When Daddy died, and he had not needed his wallet for some time, Mom did keep his wallet, just as he had left it - with all the necessities inside along with the pictures he had carried with him.
Now that Mother is in heaven, as I plunder through her drawers in Evergreen - there is that familiar wallet - the one she happened to be carrying in her last years.
Both look really old and tattered, because they are.
So I brought them home for a "remembering" post.
I rummaged through Daddy's first, knowing, because I'd forgotten which ones he had, that there would still be two chosen pictures of Mother which he carried with him.
I was right.
Along with his license.
So I went to Mother's to see what her pictures were.
The one of Daddy changed over the years.
If you can see in the above picture it's Daddy and he is sitting having a conversation with someone, engaged in conversation. I think Mother probably liked this one because the first thing that the Alzheimer's disease took from his mind was the ability to talk. Not all at once, but words began to fail him - so that at the end, for a couple of years - he said nothing.
Also stuck behind this picture is the date he died.
August 8, 1993, in Mother's handwriting.
So - that was a sign of her aging and I find those little scribbles in several places throughout her "things". The date he died. Not when he was born, not when they married, but the day he left - to go home to his eternal home - the real one.
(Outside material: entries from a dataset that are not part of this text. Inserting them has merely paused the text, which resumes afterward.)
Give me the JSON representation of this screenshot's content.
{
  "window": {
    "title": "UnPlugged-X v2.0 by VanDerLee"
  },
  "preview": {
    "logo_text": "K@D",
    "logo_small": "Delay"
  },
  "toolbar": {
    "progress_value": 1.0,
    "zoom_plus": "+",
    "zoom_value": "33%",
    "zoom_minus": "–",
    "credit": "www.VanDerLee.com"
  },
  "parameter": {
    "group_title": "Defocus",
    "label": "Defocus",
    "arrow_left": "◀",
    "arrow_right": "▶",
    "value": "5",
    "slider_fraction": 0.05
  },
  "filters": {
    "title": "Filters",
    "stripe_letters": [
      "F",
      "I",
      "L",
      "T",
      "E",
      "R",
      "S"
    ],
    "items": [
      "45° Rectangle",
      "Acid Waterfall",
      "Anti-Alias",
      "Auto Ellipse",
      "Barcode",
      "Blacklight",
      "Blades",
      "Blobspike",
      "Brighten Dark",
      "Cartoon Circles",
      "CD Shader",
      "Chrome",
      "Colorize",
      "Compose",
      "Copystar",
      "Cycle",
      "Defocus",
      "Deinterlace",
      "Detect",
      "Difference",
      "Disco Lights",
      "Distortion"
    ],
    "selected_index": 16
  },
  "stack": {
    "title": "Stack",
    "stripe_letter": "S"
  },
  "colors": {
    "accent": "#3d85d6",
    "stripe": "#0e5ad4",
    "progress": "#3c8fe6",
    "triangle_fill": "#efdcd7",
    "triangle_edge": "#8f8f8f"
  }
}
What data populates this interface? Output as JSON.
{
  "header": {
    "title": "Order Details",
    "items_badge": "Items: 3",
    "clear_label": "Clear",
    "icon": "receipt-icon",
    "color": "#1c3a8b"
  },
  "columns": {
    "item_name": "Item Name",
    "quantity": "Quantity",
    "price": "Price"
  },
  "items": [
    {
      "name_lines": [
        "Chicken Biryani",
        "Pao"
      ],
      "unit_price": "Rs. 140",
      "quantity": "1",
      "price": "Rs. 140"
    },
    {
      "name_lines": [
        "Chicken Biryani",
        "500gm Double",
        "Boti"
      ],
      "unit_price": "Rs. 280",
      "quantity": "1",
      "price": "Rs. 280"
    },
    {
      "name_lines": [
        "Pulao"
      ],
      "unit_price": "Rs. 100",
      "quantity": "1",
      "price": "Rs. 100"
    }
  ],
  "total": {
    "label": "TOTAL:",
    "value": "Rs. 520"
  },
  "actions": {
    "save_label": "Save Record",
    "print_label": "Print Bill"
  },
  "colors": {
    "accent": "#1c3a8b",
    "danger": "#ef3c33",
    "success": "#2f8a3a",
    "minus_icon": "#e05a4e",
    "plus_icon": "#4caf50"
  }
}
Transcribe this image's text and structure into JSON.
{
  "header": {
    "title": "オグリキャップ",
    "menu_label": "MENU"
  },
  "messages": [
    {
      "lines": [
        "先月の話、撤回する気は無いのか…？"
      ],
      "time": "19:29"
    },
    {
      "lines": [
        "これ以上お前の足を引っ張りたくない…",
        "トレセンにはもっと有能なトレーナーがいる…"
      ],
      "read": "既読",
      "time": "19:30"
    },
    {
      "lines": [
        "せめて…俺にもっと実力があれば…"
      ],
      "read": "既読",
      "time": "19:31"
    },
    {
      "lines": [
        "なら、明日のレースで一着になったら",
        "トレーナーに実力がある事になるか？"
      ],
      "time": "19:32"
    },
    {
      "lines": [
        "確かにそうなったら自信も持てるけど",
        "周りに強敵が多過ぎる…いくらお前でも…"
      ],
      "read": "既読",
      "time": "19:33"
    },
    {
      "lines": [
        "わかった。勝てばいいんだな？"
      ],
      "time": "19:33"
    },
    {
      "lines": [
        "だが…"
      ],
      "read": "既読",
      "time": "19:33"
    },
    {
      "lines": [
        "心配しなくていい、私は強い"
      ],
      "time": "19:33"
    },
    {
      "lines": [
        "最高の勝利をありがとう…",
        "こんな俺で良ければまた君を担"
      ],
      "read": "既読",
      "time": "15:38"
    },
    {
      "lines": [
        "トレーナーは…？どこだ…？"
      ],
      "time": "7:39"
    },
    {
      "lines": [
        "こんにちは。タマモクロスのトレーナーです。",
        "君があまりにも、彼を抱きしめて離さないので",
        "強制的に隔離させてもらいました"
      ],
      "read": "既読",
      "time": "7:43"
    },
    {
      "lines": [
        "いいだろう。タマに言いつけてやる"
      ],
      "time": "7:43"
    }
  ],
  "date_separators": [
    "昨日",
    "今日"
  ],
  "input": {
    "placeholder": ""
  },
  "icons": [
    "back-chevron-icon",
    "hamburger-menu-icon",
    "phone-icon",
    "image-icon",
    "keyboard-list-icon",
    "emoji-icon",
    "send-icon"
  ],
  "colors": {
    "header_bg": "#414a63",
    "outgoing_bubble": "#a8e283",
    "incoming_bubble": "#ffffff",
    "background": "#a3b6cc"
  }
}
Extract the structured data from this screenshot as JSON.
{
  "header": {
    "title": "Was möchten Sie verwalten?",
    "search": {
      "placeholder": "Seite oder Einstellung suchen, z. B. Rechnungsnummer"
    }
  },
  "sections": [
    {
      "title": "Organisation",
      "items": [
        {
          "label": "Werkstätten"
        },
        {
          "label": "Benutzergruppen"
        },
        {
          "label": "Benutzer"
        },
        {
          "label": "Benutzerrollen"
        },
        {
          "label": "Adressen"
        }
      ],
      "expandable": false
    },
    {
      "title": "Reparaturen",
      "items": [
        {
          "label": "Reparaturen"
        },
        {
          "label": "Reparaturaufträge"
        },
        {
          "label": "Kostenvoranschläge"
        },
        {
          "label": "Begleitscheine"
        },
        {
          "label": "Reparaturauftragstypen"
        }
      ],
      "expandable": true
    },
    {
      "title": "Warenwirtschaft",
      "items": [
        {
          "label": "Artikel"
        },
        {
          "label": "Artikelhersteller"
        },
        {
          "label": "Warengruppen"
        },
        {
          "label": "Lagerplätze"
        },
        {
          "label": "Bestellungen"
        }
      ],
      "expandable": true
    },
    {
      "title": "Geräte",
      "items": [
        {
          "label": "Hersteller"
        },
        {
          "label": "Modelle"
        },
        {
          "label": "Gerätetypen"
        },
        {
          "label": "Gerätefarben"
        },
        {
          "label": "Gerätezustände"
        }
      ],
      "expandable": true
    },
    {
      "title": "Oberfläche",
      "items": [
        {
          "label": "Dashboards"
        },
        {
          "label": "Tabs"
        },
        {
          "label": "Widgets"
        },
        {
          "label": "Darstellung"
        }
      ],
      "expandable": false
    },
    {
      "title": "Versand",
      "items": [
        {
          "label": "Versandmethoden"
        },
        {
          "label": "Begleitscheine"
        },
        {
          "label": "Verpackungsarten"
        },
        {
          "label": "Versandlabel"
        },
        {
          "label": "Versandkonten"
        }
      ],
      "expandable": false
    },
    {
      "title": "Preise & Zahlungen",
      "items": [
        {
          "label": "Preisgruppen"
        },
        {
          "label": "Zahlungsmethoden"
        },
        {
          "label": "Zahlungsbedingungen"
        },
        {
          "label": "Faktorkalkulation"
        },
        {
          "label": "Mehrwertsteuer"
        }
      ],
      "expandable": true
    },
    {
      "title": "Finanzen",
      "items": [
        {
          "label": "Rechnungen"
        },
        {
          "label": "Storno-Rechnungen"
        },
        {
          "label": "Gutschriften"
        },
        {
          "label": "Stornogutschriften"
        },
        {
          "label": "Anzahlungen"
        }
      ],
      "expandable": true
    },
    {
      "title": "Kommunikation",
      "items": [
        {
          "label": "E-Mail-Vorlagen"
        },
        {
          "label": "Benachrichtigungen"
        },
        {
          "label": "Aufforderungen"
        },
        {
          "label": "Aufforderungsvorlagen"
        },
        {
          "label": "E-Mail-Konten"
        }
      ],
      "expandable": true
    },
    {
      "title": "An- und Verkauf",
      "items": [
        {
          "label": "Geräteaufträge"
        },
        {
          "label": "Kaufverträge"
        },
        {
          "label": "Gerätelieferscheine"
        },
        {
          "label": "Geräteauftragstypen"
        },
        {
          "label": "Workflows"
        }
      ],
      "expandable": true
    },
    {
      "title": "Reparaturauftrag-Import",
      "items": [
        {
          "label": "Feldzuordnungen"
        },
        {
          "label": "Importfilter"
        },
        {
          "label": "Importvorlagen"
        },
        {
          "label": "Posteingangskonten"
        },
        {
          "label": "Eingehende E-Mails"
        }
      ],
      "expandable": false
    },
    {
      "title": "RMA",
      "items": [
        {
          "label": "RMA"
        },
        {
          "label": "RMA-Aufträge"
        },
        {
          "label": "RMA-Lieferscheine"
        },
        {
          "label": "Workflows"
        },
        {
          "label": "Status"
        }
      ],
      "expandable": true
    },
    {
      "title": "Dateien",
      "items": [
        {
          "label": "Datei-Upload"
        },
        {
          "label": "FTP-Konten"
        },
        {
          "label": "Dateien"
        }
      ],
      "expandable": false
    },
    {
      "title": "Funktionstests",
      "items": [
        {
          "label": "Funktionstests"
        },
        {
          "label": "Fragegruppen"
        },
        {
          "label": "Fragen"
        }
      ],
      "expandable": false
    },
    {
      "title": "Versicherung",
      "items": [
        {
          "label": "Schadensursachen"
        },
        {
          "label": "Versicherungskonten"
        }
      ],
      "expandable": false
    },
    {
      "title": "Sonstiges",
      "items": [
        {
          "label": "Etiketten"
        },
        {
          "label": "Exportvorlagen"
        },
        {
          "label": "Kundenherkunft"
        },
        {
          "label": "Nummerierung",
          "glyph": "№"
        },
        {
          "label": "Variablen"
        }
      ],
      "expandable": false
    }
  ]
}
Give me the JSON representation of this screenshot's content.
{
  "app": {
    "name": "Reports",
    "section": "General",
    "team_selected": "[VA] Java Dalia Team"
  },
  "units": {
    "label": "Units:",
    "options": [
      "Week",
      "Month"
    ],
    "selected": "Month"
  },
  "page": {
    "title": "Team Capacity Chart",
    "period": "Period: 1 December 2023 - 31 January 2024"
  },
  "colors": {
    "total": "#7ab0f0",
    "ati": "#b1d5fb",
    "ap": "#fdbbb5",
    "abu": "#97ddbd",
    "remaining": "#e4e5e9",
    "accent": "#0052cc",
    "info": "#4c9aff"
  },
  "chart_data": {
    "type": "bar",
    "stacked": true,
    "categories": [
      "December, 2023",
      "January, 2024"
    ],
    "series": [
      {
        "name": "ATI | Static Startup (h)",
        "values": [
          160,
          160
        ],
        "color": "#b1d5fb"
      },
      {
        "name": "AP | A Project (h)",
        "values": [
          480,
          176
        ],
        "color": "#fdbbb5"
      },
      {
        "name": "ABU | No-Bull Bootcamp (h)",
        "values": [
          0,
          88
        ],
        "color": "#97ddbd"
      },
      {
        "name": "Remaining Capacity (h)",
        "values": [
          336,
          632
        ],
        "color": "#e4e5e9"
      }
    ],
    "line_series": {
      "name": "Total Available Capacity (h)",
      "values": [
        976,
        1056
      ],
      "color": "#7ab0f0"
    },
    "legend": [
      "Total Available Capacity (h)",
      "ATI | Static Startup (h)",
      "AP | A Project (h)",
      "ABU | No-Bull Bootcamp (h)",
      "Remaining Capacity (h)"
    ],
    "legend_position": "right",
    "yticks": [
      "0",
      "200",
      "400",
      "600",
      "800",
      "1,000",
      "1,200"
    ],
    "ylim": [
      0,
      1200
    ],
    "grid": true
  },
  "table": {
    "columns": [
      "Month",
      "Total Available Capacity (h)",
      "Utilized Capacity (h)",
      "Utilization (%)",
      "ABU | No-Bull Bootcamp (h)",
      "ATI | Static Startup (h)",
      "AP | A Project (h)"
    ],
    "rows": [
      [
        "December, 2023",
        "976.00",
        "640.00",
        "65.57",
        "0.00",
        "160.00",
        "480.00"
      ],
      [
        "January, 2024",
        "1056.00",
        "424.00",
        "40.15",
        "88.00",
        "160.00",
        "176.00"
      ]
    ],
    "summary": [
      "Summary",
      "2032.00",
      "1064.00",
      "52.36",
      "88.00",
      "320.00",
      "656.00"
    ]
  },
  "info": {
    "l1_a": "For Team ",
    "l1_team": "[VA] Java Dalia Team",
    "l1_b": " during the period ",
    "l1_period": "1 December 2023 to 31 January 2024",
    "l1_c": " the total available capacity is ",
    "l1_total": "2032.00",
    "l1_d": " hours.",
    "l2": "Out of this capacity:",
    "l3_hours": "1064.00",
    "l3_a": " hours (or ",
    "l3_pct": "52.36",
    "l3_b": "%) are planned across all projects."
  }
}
Mother, being a Mother and Grandmother, of course had pictures of her 4 granddaughters - but very very young ones.
and her license.
Next, below, is a picture Mother did carry in her wallet for years - it's of Daddy kissing Ann's hand as he left for Church. Mary Ann is holding her. I know this occasion. Charlie and I were at the beach and they were keeping Ann for us. I guess Mom just opted to stay home from church that day rather than take Ann to the nursery. Daddy couldn't miss for anything. He was the choir director and there was Sunday School in the Men's Class. I don't think he was teaching that class.
It's such a Sunday Morning picture of Daddy.
And it shows his gentlemanlike nature and mannerisms.
Ann was 4 - 5 months.
So - as Daddy was then, with his wallet in his back pocket, if we had asked to see those pictures of Mom,
here is what he would have shown us.
Not updated at all,
but still his earliest memories of her.
2 comments:
oh how I remember Grandmother's wallet. It actually brought tears to my eyes to see it, and the picture of Granddaddy talking that was in Grandmother's wallet. That is how I remember him looking.
I remember her having certs. Did she have certs ever? I remember sitting in their old car, was the interior blue? and eating certs. Is that true?
Yes, it's true. Yes, it was Certs. The car's interior was blue/gray. Once, I recall their traveling up to visit us in Scottsboro and the timing was probably for a meal - and Mom said she was starving, that all they'd snacked on were Certs. ugh. I couldn't have made it on Certs. She was trying to save her appetite. I think about that when I delve into food on a trip.